I fixed the problem by renaming the internal w
variables to m
:
But this is obviously a limited solution. One can call the macro with parameters that start with m
. Probably, the most
reliable way to resolve this is to establish a naming convention where all internal variables get some
prefix, depending on the macro name – something like _TRANSPOSE_16X16_w00
. This, however, makes the text very poorly
readable. Besides, it is always unpleasant to see the program correctness depend on another convention, rather than on
the language’s syntax and semantics. Ideally, the inline
specifier should just work, then this problem would not
have happened in the first place.
Results
After fixing the bug, the output is
25Read16_Write16_SSE_Unroll: 163
This means that we’ve achieved some progress, but haven’t really beaten the speed record - on Xeon. On the notebook we actually have:
Version | Time, Xeon | Time, i7 |
---|---|---|
Reference | 1367 | 2040 |
Src_First_1 | 987 | 989 |
Src_First_2 | 986 | 974 |
Src_First_3 | 1359 | 1528 |
Dst_First_1 | 991 | 1228 |
Dst_First_1a | 763 | 1137 |
Dst_First_2 | 766 | 1227 |
Dst_First_3 | 982 | 997 |
Dst_First_3a | 652 | 705 |
Unrolled_1 | 636 | 744 |
Unrolled_1_2 | 632 | 689 |
Unrolled_1_4 | 636 | 703 |
Unrolled_1_8 | 635 | 698 |
Unrolled_1_16 | 635 | 708 |
Write_4 | 491 | 901 |
Write_8 | 508 | 775 |
Read4_Write4 | 638 | 946 |
Read4_Write4_SSE | 232 | 439 |
Read4_Write16_SSE | 141 | 332 |
Read8_Write16_SSE | 120 | 323 |
Read16_Write16_SSE | 163 | 283 |
Read4_Write32_AVX | 138 | 378 |
Null | 1 | 3 |
Copy | 98 | 33 |
Copy_AVX | 56 | 76 |
It is interesting that the results on the notebook (Intel(R) Core(TM) i7-4800MQ CPU @ 2.70 GHz) are sometimes very similar to those on the server (Intel(R) Xeon(R) CPU E5-2670 @ 2.60GHz), but sometimes are much worse. The similar results can be explained by similar clock speeds. The different results probably demonstrate the significance of other variables – in our case, the OS and the compiler. I used GNU C 4.6 on Linux in one case and Visual C++ 2013 (as part of Microsoft Visual Studio Express 2013 for Windows Desktop), both in 64-bit mode. The code looks quite different, which can mean one of two things: either MSVC isn’t as good a compiler as GNU C, or it requires additional tuning.

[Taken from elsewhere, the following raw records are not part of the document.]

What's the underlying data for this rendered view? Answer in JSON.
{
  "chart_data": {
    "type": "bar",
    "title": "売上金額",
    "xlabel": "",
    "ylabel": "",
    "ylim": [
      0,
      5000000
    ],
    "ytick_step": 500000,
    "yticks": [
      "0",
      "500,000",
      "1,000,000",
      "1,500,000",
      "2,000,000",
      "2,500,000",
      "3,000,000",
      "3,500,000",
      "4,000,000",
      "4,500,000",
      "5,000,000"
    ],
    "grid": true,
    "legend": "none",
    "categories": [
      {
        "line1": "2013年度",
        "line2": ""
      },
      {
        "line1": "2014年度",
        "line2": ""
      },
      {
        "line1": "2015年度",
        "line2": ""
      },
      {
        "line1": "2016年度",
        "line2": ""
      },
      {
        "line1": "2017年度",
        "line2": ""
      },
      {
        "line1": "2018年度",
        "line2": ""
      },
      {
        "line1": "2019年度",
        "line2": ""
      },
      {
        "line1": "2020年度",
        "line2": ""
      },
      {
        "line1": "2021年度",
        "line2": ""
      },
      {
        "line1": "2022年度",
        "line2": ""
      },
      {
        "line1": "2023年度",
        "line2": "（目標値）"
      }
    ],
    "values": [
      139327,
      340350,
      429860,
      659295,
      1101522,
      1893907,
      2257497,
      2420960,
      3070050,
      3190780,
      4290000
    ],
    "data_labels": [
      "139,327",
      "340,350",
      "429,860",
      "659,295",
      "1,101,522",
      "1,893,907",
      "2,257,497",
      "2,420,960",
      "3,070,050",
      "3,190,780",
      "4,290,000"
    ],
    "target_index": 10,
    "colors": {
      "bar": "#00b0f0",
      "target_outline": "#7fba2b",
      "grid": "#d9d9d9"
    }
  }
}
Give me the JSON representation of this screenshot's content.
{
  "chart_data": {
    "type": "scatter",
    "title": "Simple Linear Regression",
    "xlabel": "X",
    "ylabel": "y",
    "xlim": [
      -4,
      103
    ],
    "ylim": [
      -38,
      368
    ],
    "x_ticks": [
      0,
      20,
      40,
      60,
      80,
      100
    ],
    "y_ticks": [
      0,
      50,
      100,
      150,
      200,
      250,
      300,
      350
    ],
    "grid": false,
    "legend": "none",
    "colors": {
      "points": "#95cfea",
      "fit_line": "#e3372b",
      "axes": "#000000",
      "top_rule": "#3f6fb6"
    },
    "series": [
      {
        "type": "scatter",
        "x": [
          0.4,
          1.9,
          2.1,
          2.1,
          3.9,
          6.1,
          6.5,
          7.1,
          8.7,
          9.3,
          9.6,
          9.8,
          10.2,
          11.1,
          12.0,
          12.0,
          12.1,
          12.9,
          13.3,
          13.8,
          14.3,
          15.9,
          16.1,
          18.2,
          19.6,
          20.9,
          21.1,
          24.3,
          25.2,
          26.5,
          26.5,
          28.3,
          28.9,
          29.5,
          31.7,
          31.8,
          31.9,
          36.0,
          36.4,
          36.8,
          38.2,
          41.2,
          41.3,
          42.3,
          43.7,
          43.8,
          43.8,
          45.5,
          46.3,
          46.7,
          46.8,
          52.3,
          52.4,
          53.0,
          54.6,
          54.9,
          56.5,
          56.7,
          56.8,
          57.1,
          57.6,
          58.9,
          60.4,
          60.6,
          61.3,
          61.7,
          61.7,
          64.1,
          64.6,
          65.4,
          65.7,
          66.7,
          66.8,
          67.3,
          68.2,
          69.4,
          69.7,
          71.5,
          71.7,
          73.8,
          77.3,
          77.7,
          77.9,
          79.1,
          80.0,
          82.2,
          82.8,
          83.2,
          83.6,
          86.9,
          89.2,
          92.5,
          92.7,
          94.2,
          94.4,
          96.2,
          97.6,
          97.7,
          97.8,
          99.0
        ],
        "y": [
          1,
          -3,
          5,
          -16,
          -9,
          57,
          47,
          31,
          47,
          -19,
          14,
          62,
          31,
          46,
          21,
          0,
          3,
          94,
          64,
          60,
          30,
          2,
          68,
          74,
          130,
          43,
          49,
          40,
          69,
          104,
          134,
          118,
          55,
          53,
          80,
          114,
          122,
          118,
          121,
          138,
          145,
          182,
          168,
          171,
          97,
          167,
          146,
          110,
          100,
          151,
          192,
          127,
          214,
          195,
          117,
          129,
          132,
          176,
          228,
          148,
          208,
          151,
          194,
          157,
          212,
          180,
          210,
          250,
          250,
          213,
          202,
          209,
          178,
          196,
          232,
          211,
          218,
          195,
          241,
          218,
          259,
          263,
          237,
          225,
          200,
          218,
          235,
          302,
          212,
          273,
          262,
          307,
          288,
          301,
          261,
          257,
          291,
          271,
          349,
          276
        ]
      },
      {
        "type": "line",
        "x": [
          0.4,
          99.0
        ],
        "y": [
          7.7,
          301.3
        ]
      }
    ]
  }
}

It’s also interesting that Copy
methods are faster in MSVC than in GNU C, and that Copy
is faster than Copy_AVX
there.
The latter is explained by the fact that MSVC implements memcpy
function using AVX instructions, fully unrolls
and inlines it, and this doesn’t happen with hand-made AVX-based copy function.
Conclusions
-
One can’t always rely on the automatic function inlining; sometimes it fails.
-
Macros are very powerful as an optimisation technique, but quite error-prone; you must be really careful with them.
-
Correctness checking is absolutely essential when you optimise programs.
-
Different combinations of processor/OS/compiler may cause different versions of the same routines to be the fastest. In some cases the difference is big enough to justify keeping several versions and choosing one at runtime by means of performance testing or static configuration.